From the developer that brought you the divisive Domino Sugar Development comes another affordable housing kerfluffle: Two Trees Management's property at 125 Court Street in Brooklyn Heights overcharged tenants in its affordable units for years and has continued to reap millions in tax benefits to which it is not entitled, ProPublica reports.
The investigation reveals that in 2004 the firm applied for 421-a tax benefits, a subsidy for developers who agree to rent 20 percent of their units to families making the area median income (approximately $50,000 for a couple), which would put the "affordable" rent at roughly $1,260 a month. Two Trees then proceeded to overcharge most of the tenants in its 64 affordable units (as well as 47 tenants in market-rate units—whose rent increases had improperly exceeded the amount set by the Rent Guidelines Board), at an estimated total of $368,000.
When regulators intervened in 2011, the developer repaid tenants $300,000 plus interest, and corrected its rents in 2013 after the Department of Housing Preservation and Development (HPD) threatened to stop processing its final 421-a application.
Throughout all of this, the property has continued to receive more than $10 million in 421-a tax benefits, though to this day it does not have a certificate of its eligibility for that program.
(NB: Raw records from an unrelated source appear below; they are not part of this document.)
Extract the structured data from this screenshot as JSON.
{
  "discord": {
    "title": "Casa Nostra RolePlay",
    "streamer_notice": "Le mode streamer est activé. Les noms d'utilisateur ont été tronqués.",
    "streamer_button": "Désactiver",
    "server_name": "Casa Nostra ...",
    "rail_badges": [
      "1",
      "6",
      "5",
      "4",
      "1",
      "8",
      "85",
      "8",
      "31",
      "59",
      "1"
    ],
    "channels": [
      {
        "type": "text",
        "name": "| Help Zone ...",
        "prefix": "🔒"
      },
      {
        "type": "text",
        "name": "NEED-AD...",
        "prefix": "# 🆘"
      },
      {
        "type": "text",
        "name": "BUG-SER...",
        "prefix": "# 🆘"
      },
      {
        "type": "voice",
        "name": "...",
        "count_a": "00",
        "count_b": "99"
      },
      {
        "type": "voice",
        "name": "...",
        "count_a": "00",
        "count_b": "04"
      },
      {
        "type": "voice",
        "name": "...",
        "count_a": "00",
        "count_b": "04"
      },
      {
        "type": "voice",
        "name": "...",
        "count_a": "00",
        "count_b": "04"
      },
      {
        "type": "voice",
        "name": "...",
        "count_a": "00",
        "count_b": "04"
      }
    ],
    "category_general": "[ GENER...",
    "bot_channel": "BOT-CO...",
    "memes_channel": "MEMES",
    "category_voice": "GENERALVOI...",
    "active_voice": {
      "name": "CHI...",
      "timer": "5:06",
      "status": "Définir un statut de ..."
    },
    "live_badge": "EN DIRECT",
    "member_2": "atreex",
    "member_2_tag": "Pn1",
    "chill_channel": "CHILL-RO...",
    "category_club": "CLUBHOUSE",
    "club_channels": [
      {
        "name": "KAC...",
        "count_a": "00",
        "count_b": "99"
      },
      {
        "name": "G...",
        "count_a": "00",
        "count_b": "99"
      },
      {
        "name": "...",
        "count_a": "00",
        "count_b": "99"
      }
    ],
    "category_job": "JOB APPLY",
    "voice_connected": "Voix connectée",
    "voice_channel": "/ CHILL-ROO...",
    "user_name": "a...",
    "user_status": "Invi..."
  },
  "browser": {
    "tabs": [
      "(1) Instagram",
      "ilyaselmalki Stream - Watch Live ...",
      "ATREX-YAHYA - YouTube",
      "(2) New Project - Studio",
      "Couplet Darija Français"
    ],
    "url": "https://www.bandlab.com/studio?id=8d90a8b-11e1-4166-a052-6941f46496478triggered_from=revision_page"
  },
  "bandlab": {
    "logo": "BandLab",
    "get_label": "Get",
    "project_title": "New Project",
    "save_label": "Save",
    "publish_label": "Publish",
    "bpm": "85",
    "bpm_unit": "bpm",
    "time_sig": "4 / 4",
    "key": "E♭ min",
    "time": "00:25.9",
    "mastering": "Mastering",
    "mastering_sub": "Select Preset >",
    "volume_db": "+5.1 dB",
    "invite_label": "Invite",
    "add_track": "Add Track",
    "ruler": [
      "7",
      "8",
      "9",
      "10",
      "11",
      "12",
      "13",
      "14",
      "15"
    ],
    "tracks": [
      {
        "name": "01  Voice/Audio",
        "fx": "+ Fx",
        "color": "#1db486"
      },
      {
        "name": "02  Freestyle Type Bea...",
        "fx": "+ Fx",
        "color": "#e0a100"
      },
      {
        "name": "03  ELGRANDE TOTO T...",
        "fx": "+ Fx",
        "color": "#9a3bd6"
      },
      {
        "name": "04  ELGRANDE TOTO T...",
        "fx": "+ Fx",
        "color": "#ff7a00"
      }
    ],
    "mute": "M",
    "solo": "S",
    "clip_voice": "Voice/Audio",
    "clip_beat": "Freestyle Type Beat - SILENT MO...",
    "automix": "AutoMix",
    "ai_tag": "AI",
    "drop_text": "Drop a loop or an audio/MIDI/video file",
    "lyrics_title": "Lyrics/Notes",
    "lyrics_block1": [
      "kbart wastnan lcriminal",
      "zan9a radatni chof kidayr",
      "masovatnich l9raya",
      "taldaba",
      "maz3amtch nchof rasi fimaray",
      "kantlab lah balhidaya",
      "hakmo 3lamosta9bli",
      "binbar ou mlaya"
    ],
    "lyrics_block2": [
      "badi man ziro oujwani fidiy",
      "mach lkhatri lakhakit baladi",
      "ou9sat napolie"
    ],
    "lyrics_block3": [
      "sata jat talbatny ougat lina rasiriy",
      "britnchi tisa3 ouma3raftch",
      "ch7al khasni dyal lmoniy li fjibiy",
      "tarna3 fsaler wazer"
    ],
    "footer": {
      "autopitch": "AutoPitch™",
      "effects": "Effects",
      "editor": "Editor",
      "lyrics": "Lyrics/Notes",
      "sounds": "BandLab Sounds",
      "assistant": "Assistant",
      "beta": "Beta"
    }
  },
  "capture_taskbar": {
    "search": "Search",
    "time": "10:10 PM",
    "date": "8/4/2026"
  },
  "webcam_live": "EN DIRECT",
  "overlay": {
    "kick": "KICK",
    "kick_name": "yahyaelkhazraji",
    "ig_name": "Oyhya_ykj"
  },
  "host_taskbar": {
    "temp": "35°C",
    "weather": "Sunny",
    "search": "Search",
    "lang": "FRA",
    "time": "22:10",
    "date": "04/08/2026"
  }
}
ProPublica ran these findings by five lawyers, all of whom deemed Two Trees' actions illegal and three of whom called the city's enforcement (or lack thereof) "toothless."
In a statement from BerlinRosen, the PR firm that represents Two Trees, the developer defended its commitment to affordable housing:
“Two Trees has proudly participated in the 421-a program, meeting our commitments to deliver integrated affordable housing in some of the city’s finest luxury rental buildings - including 64 affordable units at 125 Court Street that would otherwise not exist. When Two Trees discovered accidental overcharges - averaging about 4% and affecting less than a quarter of tenants - we moved to address them, providing full refunds with interest to all affected tenants for every overcharge.”
Still, it remains unclear why 125 Court Street still does not have a final certificate of 421-a eligibility, given that it continues to receive massive tax cuts on that basis. Jeremy Soffin, a spokesperson at BerlinRosen, called this an "administrative oversight."
"We’re working with HPD to get the final certificate," Soffin told Gothamist. "The point is that the benefits that they promised through 421-a are being delivered...There are 64 affordable units that have been in this building throughout."
Applying for 421-a benefits is a two-stage process: developers receive three years of tax breaks during construction, but must reapply to get final, post-construction benefits. Two Trees applied for this second stage in 2004 and has received benefits ever since, but—as confirmed by city officials that ProPublica interviewed—it never officially qualified for those benefits. Indeed, the property is not listed on HPD's list of 421-a exempt properties.
Officials at HPD told ProPublica that an updated 421-a law will prevent properties from receiving benefits until they have actually qualified. What a concept!